Nutrisi Hidroponik – Net Pot – Bibit Tanaman – Rockwool Hidroponik

Rockwool Hidroponik Dobo

Rockwool Hidroponik Dobo

Kali ini kita akan bahas mengenai salah satu media tanam yang lagi hot-hot nya, yaitu rockwool. Rockwool merupakan salah satu mineral fiber atau mineral wool yang acap digunakan jadi media tanam hidroponik. Rockwool bersumber dari batu (rata-rata watu kapur, basalt atau batu bara), kaca, atau keramik yang dilelehkan bersama suhu tinggi lantas ‘dipintal’ menjadikan serat-serat serupa seakan-akan menghasilkan gula kapas arum manis.
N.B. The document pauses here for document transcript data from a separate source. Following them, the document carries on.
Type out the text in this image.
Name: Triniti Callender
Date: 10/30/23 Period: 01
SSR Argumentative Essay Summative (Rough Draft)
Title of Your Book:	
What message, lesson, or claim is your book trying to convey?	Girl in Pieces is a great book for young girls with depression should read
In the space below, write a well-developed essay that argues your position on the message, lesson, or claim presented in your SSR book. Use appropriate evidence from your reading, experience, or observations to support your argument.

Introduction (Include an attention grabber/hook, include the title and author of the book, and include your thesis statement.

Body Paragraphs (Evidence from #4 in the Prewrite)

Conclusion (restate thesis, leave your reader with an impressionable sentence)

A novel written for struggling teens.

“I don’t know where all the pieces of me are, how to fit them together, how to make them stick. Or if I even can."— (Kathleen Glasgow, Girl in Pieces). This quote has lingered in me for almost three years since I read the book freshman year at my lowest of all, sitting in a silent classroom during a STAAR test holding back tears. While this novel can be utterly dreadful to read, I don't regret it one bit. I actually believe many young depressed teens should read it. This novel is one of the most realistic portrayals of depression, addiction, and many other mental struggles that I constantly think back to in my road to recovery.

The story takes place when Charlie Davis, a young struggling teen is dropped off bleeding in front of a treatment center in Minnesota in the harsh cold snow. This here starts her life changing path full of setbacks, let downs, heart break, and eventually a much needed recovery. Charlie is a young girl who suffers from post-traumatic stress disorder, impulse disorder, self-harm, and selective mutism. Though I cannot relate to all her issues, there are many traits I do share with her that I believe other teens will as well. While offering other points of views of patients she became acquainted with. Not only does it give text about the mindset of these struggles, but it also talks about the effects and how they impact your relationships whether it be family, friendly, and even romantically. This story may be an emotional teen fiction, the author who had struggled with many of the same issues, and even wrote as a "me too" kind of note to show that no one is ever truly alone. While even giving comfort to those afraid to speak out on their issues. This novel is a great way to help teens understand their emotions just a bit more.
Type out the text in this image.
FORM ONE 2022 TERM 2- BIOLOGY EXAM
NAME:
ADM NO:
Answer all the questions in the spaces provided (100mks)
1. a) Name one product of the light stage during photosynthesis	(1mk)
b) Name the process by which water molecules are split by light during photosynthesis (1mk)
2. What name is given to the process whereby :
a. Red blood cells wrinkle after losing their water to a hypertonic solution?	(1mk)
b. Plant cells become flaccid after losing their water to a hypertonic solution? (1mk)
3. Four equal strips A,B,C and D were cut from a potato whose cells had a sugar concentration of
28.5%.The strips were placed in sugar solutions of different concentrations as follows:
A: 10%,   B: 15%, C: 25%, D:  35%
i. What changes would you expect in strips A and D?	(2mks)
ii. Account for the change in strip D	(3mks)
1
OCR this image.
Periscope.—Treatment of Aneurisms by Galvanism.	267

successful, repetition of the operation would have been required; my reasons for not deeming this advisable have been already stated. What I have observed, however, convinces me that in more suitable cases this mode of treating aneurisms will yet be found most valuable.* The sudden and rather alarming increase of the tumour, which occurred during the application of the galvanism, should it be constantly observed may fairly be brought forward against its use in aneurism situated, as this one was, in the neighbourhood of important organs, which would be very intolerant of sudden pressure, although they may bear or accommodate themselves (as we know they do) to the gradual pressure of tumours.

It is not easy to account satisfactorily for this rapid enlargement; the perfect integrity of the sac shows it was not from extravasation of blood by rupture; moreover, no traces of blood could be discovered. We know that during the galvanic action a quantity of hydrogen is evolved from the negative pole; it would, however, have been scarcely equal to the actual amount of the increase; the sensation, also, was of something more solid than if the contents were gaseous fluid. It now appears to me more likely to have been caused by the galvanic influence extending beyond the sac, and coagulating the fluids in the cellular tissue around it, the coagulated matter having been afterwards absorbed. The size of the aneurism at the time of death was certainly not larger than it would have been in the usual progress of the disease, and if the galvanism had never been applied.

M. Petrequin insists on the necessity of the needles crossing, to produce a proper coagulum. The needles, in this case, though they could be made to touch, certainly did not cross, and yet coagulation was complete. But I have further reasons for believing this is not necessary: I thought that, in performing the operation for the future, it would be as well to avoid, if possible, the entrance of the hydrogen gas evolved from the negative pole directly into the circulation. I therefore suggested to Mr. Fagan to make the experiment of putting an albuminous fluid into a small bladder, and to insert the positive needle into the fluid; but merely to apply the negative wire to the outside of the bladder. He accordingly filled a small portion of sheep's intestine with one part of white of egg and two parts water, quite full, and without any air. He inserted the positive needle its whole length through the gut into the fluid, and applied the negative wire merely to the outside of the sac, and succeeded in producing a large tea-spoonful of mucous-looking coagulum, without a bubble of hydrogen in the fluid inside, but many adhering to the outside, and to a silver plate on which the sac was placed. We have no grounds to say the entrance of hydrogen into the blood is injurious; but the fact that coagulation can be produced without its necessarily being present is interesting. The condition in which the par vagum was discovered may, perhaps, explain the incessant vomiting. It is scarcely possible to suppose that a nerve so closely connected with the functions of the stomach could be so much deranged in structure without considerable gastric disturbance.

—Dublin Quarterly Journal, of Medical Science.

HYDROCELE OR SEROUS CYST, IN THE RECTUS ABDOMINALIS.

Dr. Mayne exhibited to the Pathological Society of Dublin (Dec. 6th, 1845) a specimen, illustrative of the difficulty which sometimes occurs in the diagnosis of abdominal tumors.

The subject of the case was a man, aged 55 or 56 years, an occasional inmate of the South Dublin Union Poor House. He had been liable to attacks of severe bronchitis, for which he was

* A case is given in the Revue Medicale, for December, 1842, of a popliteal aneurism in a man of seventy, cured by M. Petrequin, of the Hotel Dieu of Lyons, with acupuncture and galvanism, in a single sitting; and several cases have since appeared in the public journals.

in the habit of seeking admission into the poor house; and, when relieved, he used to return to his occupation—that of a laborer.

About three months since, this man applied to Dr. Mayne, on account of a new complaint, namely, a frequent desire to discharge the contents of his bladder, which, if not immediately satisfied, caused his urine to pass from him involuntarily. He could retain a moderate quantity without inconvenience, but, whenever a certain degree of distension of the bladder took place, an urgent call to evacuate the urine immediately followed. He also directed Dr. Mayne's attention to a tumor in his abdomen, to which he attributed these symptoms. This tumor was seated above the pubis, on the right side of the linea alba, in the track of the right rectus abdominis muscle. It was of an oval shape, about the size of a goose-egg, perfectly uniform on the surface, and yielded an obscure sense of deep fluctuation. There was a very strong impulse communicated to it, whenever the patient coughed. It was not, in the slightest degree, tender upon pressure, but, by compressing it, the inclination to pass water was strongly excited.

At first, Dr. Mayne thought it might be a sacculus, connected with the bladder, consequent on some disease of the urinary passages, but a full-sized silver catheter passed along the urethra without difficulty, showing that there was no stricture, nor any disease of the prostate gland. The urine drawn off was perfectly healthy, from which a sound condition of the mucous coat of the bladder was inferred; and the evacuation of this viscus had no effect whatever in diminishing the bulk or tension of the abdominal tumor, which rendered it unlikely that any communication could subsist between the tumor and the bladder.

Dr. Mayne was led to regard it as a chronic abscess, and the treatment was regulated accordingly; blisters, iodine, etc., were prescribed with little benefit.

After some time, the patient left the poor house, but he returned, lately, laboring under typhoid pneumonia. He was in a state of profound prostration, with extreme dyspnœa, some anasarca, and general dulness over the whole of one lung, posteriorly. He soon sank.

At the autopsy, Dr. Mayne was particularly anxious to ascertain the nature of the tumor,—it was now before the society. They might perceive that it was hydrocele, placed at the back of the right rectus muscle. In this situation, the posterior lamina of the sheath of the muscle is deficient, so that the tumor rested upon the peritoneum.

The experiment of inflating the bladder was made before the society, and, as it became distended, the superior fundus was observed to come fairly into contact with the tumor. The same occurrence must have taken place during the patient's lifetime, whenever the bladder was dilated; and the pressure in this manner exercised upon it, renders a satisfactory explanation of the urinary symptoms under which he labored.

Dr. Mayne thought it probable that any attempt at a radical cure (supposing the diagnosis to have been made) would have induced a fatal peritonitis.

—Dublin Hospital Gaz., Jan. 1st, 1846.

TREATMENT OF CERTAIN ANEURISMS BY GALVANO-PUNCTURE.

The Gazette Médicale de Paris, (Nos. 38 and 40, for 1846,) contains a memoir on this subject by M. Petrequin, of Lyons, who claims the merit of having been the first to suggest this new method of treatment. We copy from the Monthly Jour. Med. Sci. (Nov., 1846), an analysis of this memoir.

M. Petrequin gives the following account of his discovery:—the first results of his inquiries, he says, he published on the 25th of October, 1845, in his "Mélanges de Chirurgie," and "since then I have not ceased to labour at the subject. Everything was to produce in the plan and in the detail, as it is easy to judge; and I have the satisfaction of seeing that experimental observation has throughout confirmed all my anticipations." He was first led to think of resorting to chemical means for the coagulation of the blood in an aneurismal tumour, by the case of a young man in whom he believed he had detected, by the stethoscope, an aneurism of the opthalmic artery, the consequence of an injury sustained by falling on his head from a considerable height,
Setelah serat dingin, mineral wool ini dipotong potong sesuai dengan bentuk yang diinginkan. Selain jadi media tanam, rockwool juga lumrah digunakan sebagai materi insulasi termal (isolasi panas atau penghambat panas), semprotan kebakaran (penyerap api/ fireproofing) dan penyerap atau peredam suara (soundproofing).

Rockwool Hidroponik Dobo

Fungsi Rockwool Dalam Hidroponik

Sebagai media tanam, rockwool memiliki kemampuan menahan air dan udara (oksigen untuk aerasi) dalam jumlah besar yang benar-benar dibutuhkan buat pertumbuhan akar dan penyerapan nutrisi pada metode hidroponik. pola serat alami yang dimiliki rockwool juga sangat baik untuk menopang batang beserta akar tanaman sehingga dapat tegak dengan stabil. Kemampuan rockwool tersebut menyebabkan bahan ini cocok digunakan sebagai media tanaman sejak langkah persemaian hingga proses produksi/panen.

Namun perlu diperhatikan dengan hati-hati bahwa ukuran asam (pH) alami rockwool sangat tinggi (basa) lantaran kandungan alkali dalam seratnya (pada kisaran pH 8). Hal tersebut menjadi tidak sesuai dengan kebutuhan kisaran pH tanaman (5,5-6,5). Oleh karena itu dibutuhkan pengkodisian terlebih dulu sebelum menggunakannya sebagai media tanam. Pemberian pupuk yang berkarakter asam seperti pupuk urea, pupuk ammonium sulfat, pupuk KCl, atau pupuk AB mix bisa membantu melewati permasalah ini.